Samoosas are a savoury stuffed Indian pastry that is deep fried and is available in meat, chicken or vegetarian. These can be found in supermarkets or a local corner shop.
Pastei is a pie and is traditional Afrikaans fare found at petrol stations and local shops.
Traditional foods you can enjoy at hostels on our route!
Many hostels offer braai nights (barbecue). A braai usually consists of boerewors or sosaties kebab, (grilled marinated meat on a skewer) or any meats.
The following breads usually accompany a braai:
Mealie-bread, a sweet bread baked with sweetcorn.
Potbrood (pot bread or boerbrood), savoury bread baked over coals in cast-iron pots.
Some hostels also offer Potjiekos which is a traditional Afrikaans stew made with meat and vegetables and cooked over coals in cast-iron pots.
If you have a sweet tooth the following desserts will hit the spot!
Koeksisters come in two forms and are a sweet delicacy. Afrikaans koeksisters are twisted pastries, deep fried and heavily sweetened. Koeksisters found on the Cape Flats are sweet and spicy, shaped like large eggs, and deep-fried.
Melktert (milk tart), a milk-based tart or dessert.
Rusks, a rectangular, hard, dry biscuit eaten after being dunked in tea or coffee; they are either home-baked or shop-bought (with the most popular brand being Ouma Rusks).
Malva Pudding, a sweet spongy Apricot pudding of Dutch origin.
Pampoenkoekies (pumpkin fritters), flour has been supplemented with or replaced by pumpkin or sweet potato
If you have an adventurous palate why not try the following dishes:
• Trotters and Beans, from the Cape, made from boiled pig’s or sheep’s trotters and onions and beans.
• Umleqwa, a dish made with free-range chicken.
• Umngqusho, a dish made from white maize and sugar beans, a staple food for the Xhosa people.
• Umphokoqo, an African salad made of maize meal.
• Umqombothi, a type of beer made from fermented maize and sorghum.
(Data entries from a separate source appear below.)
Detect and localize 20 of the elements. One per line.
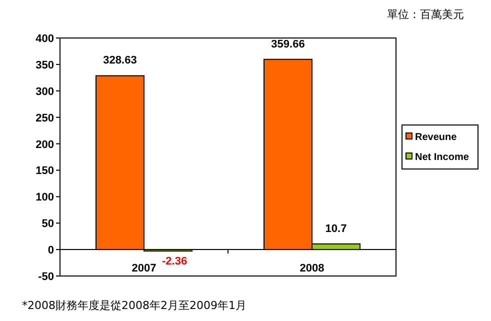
y-tick-label: -50 <box>38 271 54 283</box>
legend-label: Reveune <box>415 132 458 143</box>
data-label: -2.36 <box>162 256 188 268</box>
y-tick-label: 200 <box>36 138 54 151</box>
y-tick-label: 300 <box>36 86 54 98</box>
data-label: 328.63 <box>103 54 137 67</box>
x-tick-label: 2007 <box>132 262 156 275</box>
y-tick-label: 100 <box>36 192 54 204</box>
y-tick-label: 50 <box>42 218 54 230</box>
text: *2008財務年度是從2008年2月至2009年1月 <box>22 299 246 312</box>
text: 單位：百萬美元 <box>387 8 464 21</box>
y-tick-label: 0 <box>48 244 54 257</box>
x-tick-label: 2008 <box>300 262 324 275</box>
y-tick-label: 150 <box>36 165 54 178</box>
data-label: 359.66 <box>271 38 305 50</box>
y-tick-label: 350 <box>36 59 54 72</box>
y-tick-label: 400 <box>36 33 54 45</box>
legend-label: Net Income <box>415 152 470 163</box>
y-tick-label: 250 <box>36 112 54 124</box>
data-label: 10.7 <box>325 222 347 235</box>
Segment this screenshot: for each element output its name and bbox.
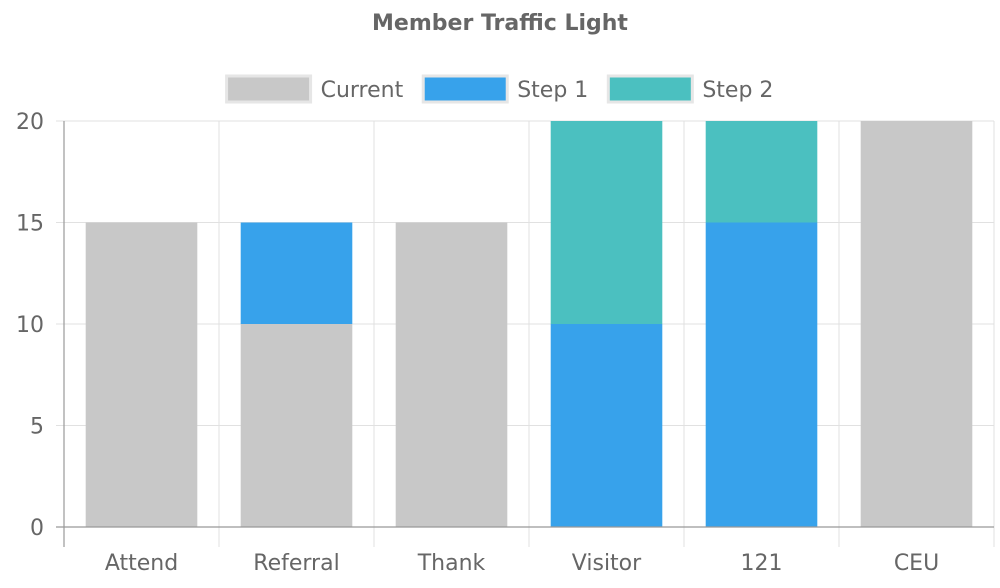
y-tick-label: 10	[16, 313, 44, 338]
bar-visitor-step-2	[550, 121, 663, 324]
chart-axes	[56, 121, 994, 547]
bar-referral-step-1	[240, 222, 353, 324]
bar-ceu-current	[860, 121, 973, 527]
legend-swatch-step-1[interactable]	[421, 74, 509, 104]
bar-121-step-2	[705, 121, 818, 223]
x-axis-ticks: Attend Referral Thank Visitor 121 CEU	[105, 551, 939, 576]
legend-swatch-step-2[interactable]	[606, 74, 694, 104]
chart-bars	[85, 121, 973, 527]
bar-referral-current	[240, 324, 353, 527]
legend-label[interactable]: Current	[321, 78, 404, 103]
chart-title: Member Traffic Light	[372, 11, 628, 36]
y-tick-label: 0	[30, 516, 44, 541]
bar-121-step-1	[705, 222, 818, 527]
y-tick-label: 20	[16, 110, 44, 135]
x-tick-label: Thank	[417, 551, 486, 576]
x-tick-label: Attend	[105, 551, 178, 576]
bar-thank-current	[395, 222, 508, 527]
x-tick-label: 121	[741, 551, 783, 576]
x-tick-label: Referral	[253, 551, 339, 576]
bar-visitor-step-1	[550, 324, 663, 527]
x-tick-label: CEU	[894, 551, 939, 576]
y-tick-label: 15	[16, 212, 44, 237]
bar-attend-current	[85, 222, 198, 527]
y-tick-label: 5	[30, 415, 44, 440]
legend-label[interactable]: Step 2	[702, 78, 773, 103]
chart-legend: Current Step 1 Step 2	[225, 74, 773, 104]
chart-grid	[56, 120, 995, 547]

• Umvubo, sour milk mixed with dry pap, commonly eaten by the Xhosa.
• Walkie Talkies, Grilled or deep-fried chicken heads and feet, most popular in townships and sold by street vendors, sometimes in industrial areas with high concentrations of workers.
As James Mitchener said ” If you reject the food, ignore the customs, fear the religion and avoid the people, you might better stay at home!